Drogenrazzia im Görlitzer Park
Trotz hartem Durchgreifens: Berlins Versuche, gegen Drogenhandel durchzugreifen, sind großenteils gescheitertBild: picture-alliance/dpa/B. von Jutrczenka

Im Gespräch mit der Deutschen Welle weist Holmquist den Vorwurf von sich, seine Arbeit sei provozierend: "Drogendealer sind mutig. Ich verstehe überhaupt nicht, was daran kontrovers sein soll. Wenn du einen Job hast, bei dem die Polizei dich jeden Moment festnehmen kann, dann braucht das ein gewisses Maß an Mut und Unerschrockenheit." Er habe die Hoffnung, dass durch seine Arbeit eine Diskussion über Drogengesetze in Deutschland angestoßen werde.

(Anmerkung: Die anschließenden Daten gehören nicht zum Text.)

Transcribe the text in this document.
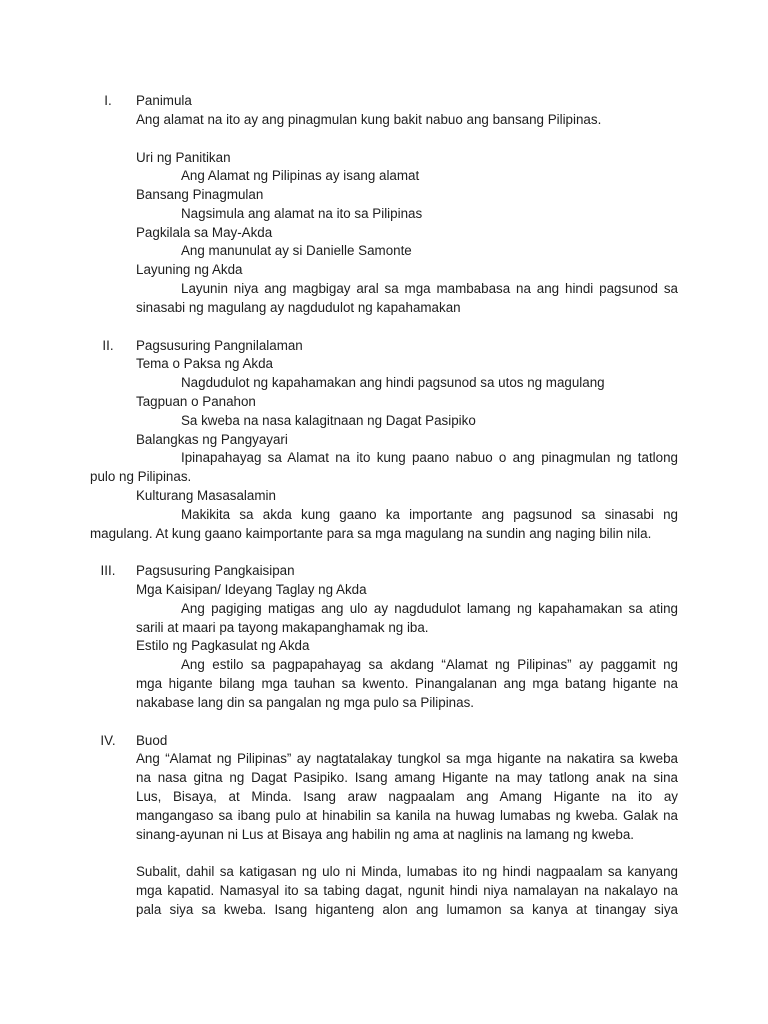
I.	Panimula
Ang alamat na ito ay ang pinagmulan kung bakit nabuo ang bansang Pilipinas.
Uri ng Panitikan
Ang Alamat ng Pilipinas ay isang alamat
Bansang Pinagmulan
Nagsimula ang alamat na ito sa Pilipinas
Pagkilala sa May-Akda
Ang manunulat ay si Danielle Samonte
Layuning ng Akda
Layunin niya ang magbigay aral sa mga mambabasa na ang hindi pagsunod sa
sinasabi ng magulang ay nagdudulot ng kapahamakan
II.	Pagsusuring Pangnilalaman
Tema o Paksa ng Akda
Nagdudulot ng kapahamakan ang hindi pagsunod sa utos ng magulang
Tagpuan o Panahon
Sa kweba na nasa kalagitnaan ng Dagat Pasipiko
Balangkas ng Pangyayari
Ipinapahayag sa Alamat na ito kung paano nabuo o ang pinagmulan ng tatlong
pulo ng Pilipinas.
Kulturang Masasalamin
Makikita sa akda kung gaano ka importante ang pagsunod sa sinasabi ng
magulang. At kung gaano kaimportante para sa mga magulang na sundin ang naging bilin nila.
III.	Pagsusuring Pangkaisipan
Mga Kaisipan/ Ideyang Taglay ng Akda
Ang pagiging matigas ang ulo ay nagdudulot lamang ng kapahamakan sa ating
sarili at maari pa tayong makapanghamak ng iba.
Estilo ng Pagkasulat ng Akda
Ang estilo sa pagpapahayag sa akdang “Alamat ng Pilipinas” ay paggamit ng
mga higante bilang mga tauhan sa kwento. Pinangalanan ang mga batang higante na
nakabase lang din sa pangalan ng mga pulo sa Pilipinas.
IV.	Buod
Ang “Alamat ng Pilipinas” ay nagtatalakay tungkol sa mga higante na nakatira sa kweba
na nasa gitna ng Dagat Pasipiko. Isang amang Higante na may tatlong anak na sina
Lus, Bisaya, at Minda. Isang araw nagpaalam ang Amang Higante na ito ay
mangangaso sa ibang pulo at hinabilin sa kanila na huwag lumabas ng kweba. Galak na
sinang-ayunan ni Lus at Bisaya ang habilin ng ama at naglinis na lamang ng kweba.
Subalit, dahil sa katigasan ng ulo ni Minda, lumabas ito ng hindi nagpaalam sa kanyang
mga kapatid. Namasyal ito sa tabing dagat, ngunit hindi niya namalayan na nakalayo na
pala siya sa kweba. Isang higanteng alon ang lumamon sa kanya at tinangay siya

"Ich bin der festen Überzeugung, dass die Arbeit von Drogendealern auch politisch ist. Große deutsche Parteien fordern die Legalisierung von Drogen. In gewisser Weise stehen Drogendealer für zivilen Ungehorsam, auch wenn sie dies nicht mit Absicht tun. Sie brechen dumme Gesetze und schwächen sie auf diese Art. Auf diese Weise helfen sie ganz Deutschland in Richtung einer besseren Drogenpolitik."

Holmquist fügt hinzu, dass ihn die Aufregung in den deutschen Medien über die Ausstellung total überrascht habe: "Ich habe überhaupt nicht mit so einer Reaktion gerechnet. Ich liebe dieses Museum und wollte den Verantwortlichen auf keinen Fall Kopfschmerzen bereiten. "

"Zauberhafte Aufgabe"

Neben dem Thema Migration liegt das wahre Interesse von Holmquist darin, die "magische Aufgabe des Drogendealers" in den Mittelpunkt zu rücken. "Drogen zu kaufen ist für viele Leute ein Risiko. Sie müssen einem Fremden bei einem Handel vertrauen, die Stimmung während der Verkaufssituation ist angespannt. Es gehört somit auch dazu, ein gewisses Maß an Gemeinschaftsgefühl aufzubauen."

Ausstellung über afrikanische Drogenhändler in FHXB Museum in Kreuzberg, Berlin
Die Ausstellung rückt das Leben von 13 afrikanischen Drogendealern in den Mittelpunkt, die in den Parks der Stadt leben. Bild: DW/B. Knight

Die Ausstellung erfährt auch Unterstützung aus der Wissenschaft. Die Kriminologin Bettina Paul von der Uni Hamburg findet es "mutig", dass die Ausstellung versucht, mit "fremdenfeindlichen" Stereotypen über Drogendealer aufzuräumen. "Ich finde die Ausstellung wichtig, da seit Jahrzehnten die irrwitzigsten Ammenmärchen über Drogendealer existieren. Insbesondere, wenn es mit dem Thema Einwanderung und Migration in Verbindung gebracht wird, werden ganz viele Themen zusammengemischt, die nichts miteinander zu tun haben."

Paul gefällt inbesondere der simple Ansatz der Ausstellung: Es werde klar, dass "wir es bei Drogendealern mit Menschen aus Fleisch und Blut zu tun" hätten,"und nicht mit Klischees".